First, the female nuclear expert — apologies if we missed her name — draws two random patterns in an attempt to gain access to the bomb. Why does she think this is a good idea when you only have five tries? Sartaj then says they should get Shahid Khan (Ranivr Shorey) to unlock it for them, whom they have already beaten to a pulp by this point. But after Sartaj realises that Shahid has no incentive to offer up the password, he promptly kills him. This happens quicker than we can explain it in words, and it comes as both unnecessary and pointless.

Left with no knowhow in accessing the bomb, the police simply give up on Mumbai and take off, with Sartaj the only one offering up any protests. Of course, that’s because the hero must save the day. It’s only at this point that Sartaj realises that Guruji’s book might hold the (figurative) key to unlocking the pattern lock. It’s frankly laughable that no one, except Sartaj, bothered to dig into Gaitonde’s past after they found evidence of a planned nuclear attack on the city. How did no one question Gaitonde’s willingness to work with Isa, Shahid Kha, and the ISI?

What would Sacred Games season 3 look like?

At the end of season 2, as Sartaj uses the only remaining pattern lock attempt on the bomb with the timer winding down, he’s one of a select few characters that are still (seemingly) alive. Gaitonde has no place in the show, now that his backstory has been completed through flashbacks.

Meanwhile, all of Guruji, Shahid Khan, Parulkar, Majid, Malcolm, and Bhonsle are all dead. The supporting characters that are still standing include Zoya Mirza (Elnaaz Norouzi), Markand, K.D. Yadav, and Isa. And possibly Batya, if she didn’t bleed out first. Megha and Sartaj’s mother are around as well, in addition to the Katekar family, for what it’s worth. Except for Zoya and Yadav, audiences didn’t see enough of any other character in season 2, which is a problem for the show’s future.

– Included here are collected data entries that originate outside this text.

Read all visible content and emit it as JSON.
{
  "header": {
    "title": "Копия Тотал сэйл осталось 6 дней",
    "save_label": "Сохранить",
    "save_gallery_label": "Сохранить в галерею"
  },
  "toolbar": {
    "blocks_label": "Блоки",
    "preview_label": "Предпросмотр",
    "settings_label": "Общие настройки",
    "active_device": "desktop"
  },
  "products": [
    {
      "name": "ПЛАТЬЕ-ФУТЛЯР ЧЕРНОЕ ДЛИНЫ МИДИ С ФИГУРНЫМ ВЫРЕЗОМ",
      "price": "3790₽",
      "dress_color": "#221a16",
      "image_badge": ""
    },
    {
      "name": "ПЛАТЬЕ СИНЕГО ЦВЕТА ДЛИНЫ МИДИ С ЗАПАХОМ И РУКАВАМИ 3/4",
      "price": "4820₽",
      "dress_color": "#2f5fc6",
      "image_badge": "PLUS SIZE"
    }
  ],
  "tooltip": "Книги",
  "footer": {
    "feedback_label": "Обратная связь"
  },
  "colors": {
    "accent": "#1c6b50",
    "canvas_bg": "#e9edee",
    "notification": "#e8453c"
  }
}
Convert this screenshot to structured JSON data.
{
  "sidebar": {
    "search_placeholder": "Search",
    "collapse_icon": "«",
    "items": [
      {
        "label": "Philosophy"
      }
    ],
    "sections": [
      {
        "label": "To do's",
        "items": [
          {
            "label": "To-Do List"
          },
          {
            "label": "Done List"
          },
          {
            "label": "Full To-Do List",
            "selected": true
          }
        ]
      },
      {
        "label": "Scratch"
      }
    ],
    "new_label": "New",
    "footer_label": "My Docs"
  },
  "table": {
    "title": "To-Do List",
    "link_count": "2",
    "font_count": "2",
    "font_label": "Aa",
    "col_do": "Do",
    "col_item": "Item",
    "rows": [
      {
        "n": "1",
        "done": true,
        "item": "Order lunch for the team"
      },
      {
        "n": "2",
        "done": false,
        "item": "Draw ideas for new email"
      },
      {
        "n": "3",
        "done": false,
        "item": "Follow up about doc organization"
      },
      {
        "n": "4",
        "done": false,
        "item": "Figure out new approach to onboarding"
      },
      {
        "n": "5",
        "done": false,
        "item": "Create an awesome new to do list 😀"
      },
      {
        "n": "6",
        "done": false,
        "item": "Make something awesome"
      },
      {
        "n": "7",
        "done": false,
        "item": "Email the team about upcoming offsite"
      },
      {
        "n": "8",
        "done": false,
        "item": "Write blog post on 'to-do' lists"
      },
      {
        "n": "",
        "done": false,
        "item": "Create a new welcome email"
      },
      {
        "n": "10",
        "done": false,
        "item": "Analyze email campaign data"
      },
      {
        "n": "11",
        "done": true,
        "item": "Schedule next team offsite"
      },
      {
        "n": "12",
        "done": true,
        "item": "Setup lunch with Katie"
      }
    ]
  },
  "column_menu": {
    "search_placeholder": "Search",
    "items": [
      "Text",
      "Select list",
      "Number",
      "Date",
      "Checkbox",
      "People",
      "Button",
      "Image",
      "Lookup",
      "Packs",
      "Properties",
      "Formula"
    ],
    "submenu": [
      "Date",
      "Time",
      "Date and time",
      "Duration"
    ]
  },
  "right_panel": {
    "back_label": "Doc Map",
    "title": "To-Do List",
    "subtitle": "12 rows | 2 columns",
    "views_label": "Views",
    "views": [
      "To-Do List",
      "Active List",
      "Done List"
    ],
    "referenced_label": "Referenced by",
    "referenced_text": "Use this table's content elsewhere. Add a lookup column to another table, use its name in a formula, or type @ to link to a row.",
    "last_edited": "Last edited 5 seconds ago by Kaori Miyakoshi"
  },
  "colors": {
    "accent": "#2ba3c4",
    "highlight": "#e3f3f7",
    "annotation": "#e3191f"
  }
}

If Sacred Games is interested in resolving the ambiguity of its final moments, its third season faces an uphill climb. And beyond answering that big question, it will also have to justify adding another chapter to the story. No matter where it goes though, it’s bound to feel like a soft reboot of the series, given the characters it will have to operate with and the lack of options at hand.